The findings point to a structural issue in many enterprise AI programmes. Organisations invest in AI tools and use cases while keeping operating models built for periodic upgrades and reactive maintenance. That can limit AI's impact, which often depends on frequent change and tight feedback loops between software delivery and operations.

Thoughtworks described a "critical disconnect" between AI adoption and the maturity of IT operations. AI use is widespread among large enterprises, but operational practices lag behind.

The benefits organisations most often seek from modernisation are also prerequisites for AI at scale. Respondents cited improved development speed, greater agility and reduced technical debt-factors that shape how reliably teams can change systems and maintain data quality over time.

What Leaders Do

The report distinguishes between organisations that treat modernisation as a one-off initiative and those that make it an ongoing discipline. More mature organisations build a continuous modernisation engine across application operations.

Among these more mature organisations, the research reported 45% faster product and feature releases. It also highlighted an "AI-led security" shift centred on AI-driven vulnerability management, which it associated with a 48% reduction in risk exposure.

The study also pointed to architectural outcomes. Leading organisations improved maintainability and scalability, with 36% reporting gains. Another 34% said they aligned IT more closely with business goals.

Josh Burks, SVP and Global Leader of Managed Services at Thoughtworks, said the change requires moving away from episodic upgrades.

"The era of intermittent application modernization is no longer sustainable," said Josh Burks, SVP and Global Leader of Managed Services, Thoughtworks. "Our research with IDC confirms that a reactive, project-based modernization approach leads to high costs, security vulnerabilities and significant people impact. To maintain a competitive advantage and deliver AI that works, organizations are moving away from risky one-off interventions and toward a model of continuous modernization."

Human In The Loop

Thoughtworks also pointed to uneven maturity in Asia Pacific despite strong AI uptake. It described an operating model that blends automation with human oversight for decisions that carry architectural and resilience risk.

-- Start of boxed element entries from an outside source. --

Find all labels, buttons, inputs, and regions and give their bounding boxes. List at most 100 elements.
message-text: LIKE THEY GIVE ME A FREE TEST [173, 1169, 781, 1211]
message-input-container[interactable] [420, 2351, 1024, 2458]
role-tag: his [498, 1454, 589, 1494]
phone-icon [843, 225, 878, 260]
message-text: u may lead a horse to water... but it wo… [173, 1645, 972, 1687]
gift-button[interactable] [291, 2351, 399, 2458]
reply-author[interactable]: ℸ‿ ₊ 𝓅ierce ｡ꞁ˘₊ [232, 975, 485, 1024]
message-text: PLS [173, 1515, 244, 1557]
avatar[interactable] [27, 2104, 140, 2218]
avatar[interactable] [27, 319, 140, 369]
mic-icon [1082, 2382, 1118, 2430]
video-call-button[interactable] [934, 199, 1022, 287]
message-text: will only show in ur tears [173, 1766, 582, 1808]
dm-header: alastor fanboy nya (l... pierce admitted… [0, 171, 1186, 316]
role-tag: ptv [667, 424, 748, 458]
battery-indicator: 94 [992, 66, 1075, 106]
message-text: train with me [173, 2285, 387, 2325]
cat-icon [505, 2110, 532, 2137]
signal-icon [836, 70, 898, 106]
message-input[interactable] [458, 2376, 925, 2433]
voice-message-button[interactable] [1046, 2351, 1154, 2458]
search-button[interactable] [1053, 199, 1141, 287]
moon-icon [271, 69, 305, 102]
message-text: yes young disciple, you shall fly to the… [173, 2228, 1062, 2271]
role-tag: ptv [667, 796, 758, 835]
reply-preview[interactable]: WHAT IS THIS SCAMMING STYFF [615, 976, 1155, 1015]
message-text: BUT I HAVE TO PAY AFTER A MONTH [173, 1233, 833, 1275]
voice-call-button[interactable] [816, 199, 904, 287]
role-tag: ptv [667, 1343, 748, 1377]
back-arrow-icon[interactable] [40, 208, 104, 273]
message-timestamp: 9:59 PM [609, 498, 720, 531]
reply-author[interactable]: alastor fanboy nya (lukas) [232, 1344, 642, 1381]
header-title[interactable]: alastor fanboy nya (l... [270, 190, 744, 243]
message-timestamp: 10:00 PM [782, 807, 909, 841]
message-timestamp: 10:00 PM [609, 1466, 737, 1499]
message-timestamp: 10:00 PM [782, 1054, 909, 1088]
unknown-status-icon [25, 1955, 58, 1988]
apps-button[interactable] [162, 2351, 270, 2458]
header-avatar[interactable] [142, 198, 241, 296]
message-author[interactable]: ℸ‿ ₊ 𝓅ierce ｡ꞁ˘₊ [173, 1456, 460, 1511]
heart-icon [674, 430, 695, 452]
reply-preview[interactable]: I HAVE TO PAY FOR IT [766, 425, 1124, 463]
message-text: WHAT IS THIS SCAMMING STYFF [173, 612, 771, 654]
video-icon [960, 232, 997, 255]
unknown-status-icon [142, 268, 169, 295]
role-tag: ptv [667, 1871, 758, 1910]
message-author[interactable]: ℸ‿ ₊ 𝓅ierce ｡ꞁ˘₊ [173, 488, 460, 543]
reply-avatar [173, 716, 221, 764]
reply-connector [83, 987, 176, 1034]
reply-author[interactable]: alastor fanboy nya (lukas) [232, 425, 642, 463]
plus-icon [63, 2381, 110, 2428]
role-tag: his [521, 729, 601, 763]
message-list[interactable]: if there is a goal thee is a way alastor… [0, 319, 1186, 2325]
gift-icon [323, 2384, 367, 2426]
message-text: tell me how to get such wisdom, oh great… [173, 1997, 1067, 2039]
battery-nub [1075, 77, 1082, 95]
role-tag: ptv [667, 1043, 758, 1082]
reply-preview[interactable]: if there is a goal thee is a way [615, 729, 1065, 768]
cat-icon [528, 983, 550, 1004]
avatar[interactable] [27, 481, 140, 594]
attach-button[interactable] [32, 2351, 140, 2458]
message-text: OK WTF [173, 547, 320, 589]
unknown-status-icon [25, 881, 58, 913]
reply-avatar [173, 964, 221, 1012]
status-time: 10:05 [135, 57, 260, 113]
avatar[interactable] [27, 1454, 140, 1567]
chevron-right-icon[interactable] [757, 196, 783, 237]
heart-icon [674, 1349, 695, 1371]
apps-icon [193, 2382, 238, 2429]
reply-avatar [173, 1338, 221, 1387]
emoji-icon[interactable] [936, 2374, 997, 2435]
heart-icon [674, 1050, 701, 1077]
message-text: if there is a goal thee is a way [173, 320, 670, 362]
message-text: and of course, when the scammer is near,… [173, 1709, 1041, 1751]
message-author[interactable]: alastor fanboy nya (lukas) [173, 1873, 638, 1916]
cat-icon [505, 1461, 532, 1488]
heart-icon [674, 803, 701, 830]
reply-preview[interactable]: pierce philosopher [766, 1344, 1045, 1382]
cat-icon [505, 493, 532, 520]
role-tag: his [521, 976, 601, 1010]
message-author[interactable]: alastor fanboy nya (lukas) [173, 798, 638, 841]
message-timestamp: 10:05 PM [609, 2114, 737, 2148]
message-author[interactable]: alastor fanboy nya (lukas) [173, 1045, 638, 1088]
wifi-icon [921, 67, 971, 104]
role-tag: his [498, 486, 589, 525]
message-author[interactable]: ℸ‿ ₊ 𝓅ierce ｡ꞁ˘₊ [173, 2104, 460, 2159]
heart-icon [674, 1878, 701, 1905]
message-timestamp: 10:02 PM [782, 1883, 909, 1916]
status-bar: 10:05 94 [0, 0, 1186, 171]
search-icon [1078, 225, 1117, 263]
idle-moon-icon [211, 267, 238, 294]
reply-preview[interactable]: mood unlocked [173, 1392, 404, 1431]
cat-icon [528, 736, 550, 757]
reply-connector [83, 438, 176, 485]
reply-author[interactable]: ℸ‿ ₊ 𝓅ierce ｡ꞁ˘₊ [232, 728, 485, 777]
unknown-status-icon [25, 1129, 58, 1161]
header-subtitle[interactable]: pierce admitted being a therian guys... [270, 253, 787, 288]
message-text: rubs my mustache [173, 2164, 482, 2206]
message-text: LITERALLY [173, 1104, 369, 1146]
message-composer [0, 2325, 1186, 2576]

Steven Yurisich, Regional Managing Director APAC at Thoughtworks, framed the shift in terms of delivery and governance across IT operations.

"Singaporean enterprises are at a crossroads. Intermittent modernisation is no longer viable for organisations competing regionally or globally. Continuous modernisation, not episodic projects, is what will differentiate Singapore's next generation of digital leaders," said Steven Yurisich, Regional Managing Director APAC, Thoughtworks.

IDC linked the pattern to security and operations functions, which are increasingly adopting AI-driven approaches. Jennifer Thomson, AVP Global Services Insights at IDC, said many organisations still lack the maturity needed to achieve the expected results.

"Enterprise security and operations are rapidly becoming AI-led, yet most organisations lack the maturity to realise the expected benefits. The shift we are seeing is a move toward a 'human-in-the-loop' strategy where human expertise is reserved for strategic architectural decisions and complex problem solving," said Jennifer Thomson, AVP Global Services Insights, IDC.

Contracts And Metrics

The research suggests procurement and measurement are also changing as organisations reconsider how they run application operations. Organisations are moving away from headcount-based pricing and towards commercial models tied to progress and outcomes.

In the survey, 56% said they want contracts tied to innovation milestones and continuous improvement mandates. Another 43% said they are seeking shared-risk models for modernisation initiatives. Success is also increasingly measured through value-based KPIs such as speed, resilience and customer experience, rather than uptime alone.

Thoughtworks outlined a 180-day action plan focused on proving value through pipeline intelligence, AI-guided remediation and workforce skills. It identified AI and machine learning literacy as the most critical skill across sectors, alongside people and process changes that shift modernisation from periodic projects to continuous operations.